Curious, she continued to watch and listen.
“Finally, only after he had swallowed a sword-shaped neon lamp, and the lamp was lit and he had shown his insides, did the public believe him.”
Arzu’s beautiful blue eyes were wide open now. How beautifully she listened and how sincerely she smiled at me.
“Wow, now that is interesting,” she said sincerely.
She had taken the bait.
“Well, you see? That’s why…” I couldn’t stop myself and started to laugh. “People like me, with telepathic power, are condemned to be misunderstood and rejected by society.”
I realized that I had to raise the tone of the conversation, and so I delivered the killer line. “However, I do know that I can change your future,” I said.

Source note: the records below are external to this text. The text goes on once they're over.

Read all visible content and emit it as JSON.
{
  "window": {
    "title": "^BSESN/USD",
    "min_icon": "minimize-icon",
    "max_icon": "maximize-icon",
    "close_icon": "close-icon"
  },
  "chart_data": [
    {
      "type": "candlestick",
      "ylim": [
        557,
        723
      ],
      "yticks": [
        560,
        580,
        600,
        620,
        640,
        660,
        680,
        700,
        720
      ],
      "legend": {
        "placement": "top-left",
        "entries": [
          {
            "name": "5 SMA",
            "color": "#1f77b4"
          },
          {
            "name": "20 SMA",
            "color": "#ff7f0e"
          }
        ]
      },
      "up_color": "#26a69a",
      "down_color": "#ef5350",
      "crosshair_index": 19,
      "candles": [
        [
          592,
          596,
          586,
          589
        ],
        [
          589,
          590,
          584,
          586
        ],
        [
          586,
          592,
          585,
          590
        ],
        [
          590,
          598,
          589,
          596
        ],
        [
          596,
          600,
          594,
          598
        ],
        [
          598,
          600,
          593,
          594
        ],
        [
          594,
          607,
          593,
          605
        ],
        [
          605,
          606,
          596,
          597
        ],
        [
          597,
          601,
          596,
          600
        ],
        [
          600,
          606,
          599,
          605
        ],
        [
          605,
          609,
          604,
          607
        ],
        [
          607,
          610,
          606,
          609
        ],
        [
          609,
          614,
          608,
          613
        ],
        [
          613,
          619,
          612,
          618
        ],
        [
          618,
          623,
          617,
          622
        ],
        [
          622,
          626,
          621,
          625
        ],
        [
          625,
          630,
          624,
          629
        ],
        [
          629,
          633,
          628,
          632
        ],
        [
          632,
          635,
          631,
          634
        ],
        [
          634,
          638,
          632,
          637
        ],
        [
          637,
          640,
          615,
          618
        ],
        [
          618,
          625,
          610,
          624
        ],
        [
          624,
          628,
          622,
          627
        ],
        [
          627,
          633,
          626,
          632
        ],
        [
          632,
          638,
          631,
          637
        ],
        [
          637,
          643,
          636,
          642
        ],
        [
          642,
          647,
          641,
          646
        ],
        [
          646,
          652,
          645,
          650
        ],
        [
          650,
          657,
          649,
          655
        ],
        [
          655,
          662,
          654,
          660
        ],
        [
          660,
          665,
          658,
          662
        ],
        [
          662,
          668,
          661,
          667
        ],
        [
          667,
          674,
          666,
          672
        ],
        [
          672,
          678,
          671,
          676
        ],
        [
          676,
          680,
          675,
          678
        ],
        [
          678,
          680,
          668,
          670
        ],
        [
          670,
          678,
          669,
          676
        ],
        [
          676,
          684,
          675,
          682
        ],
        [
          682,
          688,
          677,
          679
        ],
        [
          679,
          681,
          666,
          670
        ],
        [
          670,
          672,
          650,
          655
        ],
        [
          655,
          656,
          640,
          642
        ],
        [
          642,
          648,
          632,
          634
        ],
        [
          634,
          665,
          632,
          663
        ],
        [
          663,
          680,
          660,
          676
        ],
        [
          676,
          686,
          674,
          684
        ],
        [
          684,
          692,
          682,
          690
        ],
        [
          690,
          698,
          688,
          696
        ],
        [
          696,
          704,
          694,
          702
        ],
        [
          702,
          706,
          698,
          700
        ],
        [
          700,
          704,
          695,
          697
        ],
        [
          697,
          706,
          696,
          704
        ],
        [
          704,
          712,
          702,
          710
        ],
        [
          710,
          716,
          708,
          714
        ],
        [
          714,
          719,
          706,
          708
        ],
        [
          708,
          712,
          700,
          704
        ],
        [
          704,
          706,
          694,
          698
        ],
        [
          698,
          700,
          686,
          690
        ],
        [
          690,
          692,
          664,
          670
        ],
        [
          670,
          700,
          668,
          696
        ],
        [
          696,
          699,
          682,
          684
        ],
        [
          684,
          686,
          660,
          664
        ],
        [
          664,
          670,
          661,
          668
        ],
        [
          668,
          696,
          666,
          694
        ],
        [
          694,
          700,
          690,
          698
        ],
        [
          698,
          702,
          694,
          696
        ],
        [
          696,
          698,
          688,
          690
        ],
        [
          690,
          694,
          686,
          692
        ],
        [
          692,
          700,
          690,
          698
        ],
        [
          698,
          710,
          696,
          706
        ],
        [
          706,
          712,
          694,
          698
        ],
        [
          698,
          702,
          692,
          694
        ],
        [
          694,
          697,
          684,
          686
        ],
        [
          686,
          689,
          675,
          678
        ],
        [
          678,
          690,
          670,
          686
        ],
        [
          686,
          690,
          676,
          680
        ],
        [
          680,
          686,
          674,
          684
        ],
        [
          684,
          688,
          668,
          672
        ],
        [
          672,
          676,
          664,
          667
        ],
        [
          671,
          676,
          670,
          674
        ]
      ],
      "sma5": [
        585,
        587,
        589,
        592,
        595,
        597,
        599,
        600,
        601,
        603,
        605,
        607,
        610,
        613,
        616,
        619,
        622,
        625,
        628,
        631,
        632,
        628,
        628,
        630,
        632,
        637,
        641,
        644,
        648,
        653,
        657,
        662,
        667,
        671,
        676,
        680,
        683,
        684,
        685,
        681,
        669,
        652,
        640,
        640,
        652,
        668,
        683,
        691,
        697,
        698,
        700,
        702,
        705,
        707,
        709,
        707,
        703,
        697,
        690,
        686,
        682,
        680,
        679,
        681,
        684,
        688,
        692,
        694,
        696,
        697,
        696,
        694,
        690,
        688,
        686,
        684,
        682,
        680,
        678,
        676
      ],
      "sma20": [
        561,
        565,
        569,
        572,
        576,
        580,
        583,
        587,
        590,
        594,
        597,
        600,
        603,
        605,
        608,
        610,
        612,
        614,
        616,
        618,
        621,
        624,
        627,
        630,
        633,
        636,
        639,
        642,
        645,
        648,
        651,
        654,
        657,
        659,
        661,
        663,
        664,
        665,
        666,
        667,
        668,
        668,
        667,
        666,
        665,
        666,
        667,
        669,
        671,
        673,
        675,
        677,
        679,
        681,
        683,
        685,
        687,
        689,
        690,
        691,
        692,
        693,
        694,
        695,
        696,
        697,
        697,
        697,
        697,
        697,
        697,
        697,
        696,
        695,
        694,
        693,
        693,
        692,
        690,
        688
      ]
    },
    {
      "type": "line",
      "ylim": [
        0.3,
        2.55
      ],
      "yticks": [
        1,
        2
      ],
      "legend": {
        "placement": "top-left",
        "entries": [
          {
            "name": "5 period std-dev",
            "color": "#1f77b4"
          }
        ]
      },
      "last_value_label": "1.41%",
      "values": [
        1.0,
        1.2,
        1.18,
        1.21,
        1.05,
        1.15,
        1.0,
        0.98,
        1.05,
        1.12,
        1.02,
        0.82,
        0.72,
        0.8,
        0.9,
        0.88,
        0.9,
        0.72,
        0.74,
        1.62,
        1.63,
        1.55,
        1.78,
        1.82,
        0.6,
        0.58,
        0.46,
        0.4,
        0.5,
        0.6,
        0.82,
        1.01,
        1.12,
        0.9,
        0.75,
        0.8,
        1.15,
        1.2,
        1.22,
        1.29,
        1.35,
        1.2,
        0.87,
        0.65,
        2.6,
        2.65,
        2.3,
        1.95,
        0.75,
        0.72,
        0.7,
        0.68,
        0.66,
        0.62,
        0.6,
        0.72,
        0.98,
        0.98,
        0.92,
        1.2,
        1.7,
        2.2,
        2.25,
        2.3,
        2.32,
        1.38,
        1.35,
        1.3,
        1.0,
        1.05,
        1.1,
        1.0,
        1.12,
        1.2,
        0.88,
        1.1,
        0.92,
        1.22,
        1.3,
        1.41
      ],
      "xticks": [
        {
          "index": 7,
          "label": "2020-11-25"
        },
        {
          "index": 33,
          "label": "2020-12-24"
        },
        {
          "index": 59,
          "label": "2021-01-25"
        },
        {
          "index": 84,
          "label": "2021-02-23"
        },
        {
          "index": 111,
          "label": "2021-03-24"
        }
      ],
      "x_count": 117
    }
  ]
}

My, my… She was looking into my face like someone who had been left in a trance after a session with a hypnotist. You couldn’t say she was wrong; what I’d done was a kind of hypnotism, after all.
“Ahh… Really?”
This time, and with a more serious expression on my face, I leaned towards her ear. “What’s your fiancé’s name?” I whispered.
Surprised. “Why are you asking?” she asked.
“It’s necessary if I’m to be able to establish a link with him,” I told her calmly, shrugging.
She paused. I waited, looking her straight in the eye. She took a sip of her drink. And I suddenly found her far more easily convinced than I’d been expecting. “OK, well…” she said. She looked at my face and then smiled. “Murat. Murat Sevil…”
“What does he look like?” I asked immediately.
“He’s tall, big-boned but thin, with back-combed, thick black hair. He’s dark. Dresses casually…”
She seemed embarrassed and looked away. “He’s handsome, I mean…”
“Does he wear suits?” I asked.
“No, he wears casual things, but, you know, he’s chic. Tonight he’s going to come wearing his new blue jacket.”
Now, how did that work? I thought he must have a good reason, but I didn’t go there. Anyway, I was in a real hurry. I wondered if the guy had any distinguishing features, and asked. “Does he have any visible marks?”
She thought about this question a little. “He’s got a scar on his forehead. From when he was a child,” she answered.
Aha, this was the icing on the cake.
“He’s coming just now anyway; I’ll introduce you. Why are you asking all these things?”
Touching my finger to my lips, I made her keep quiet. I closed my eyes, and slowly raising my hands to the sides of my head, I put them over my ears. I got off my bar stool and turned my back to her. The Joy Bar had got really crowded and hot inside. The lights were low; the music was pumping.
‘Ain’t No Sunshine’… Bill Withers’ most famous song, was being sung by the Jackson family, brought up in gospel choirs, in the classic Motown style. Their main vocalist, Michael Jackson must have been a teenager the year this recording was made.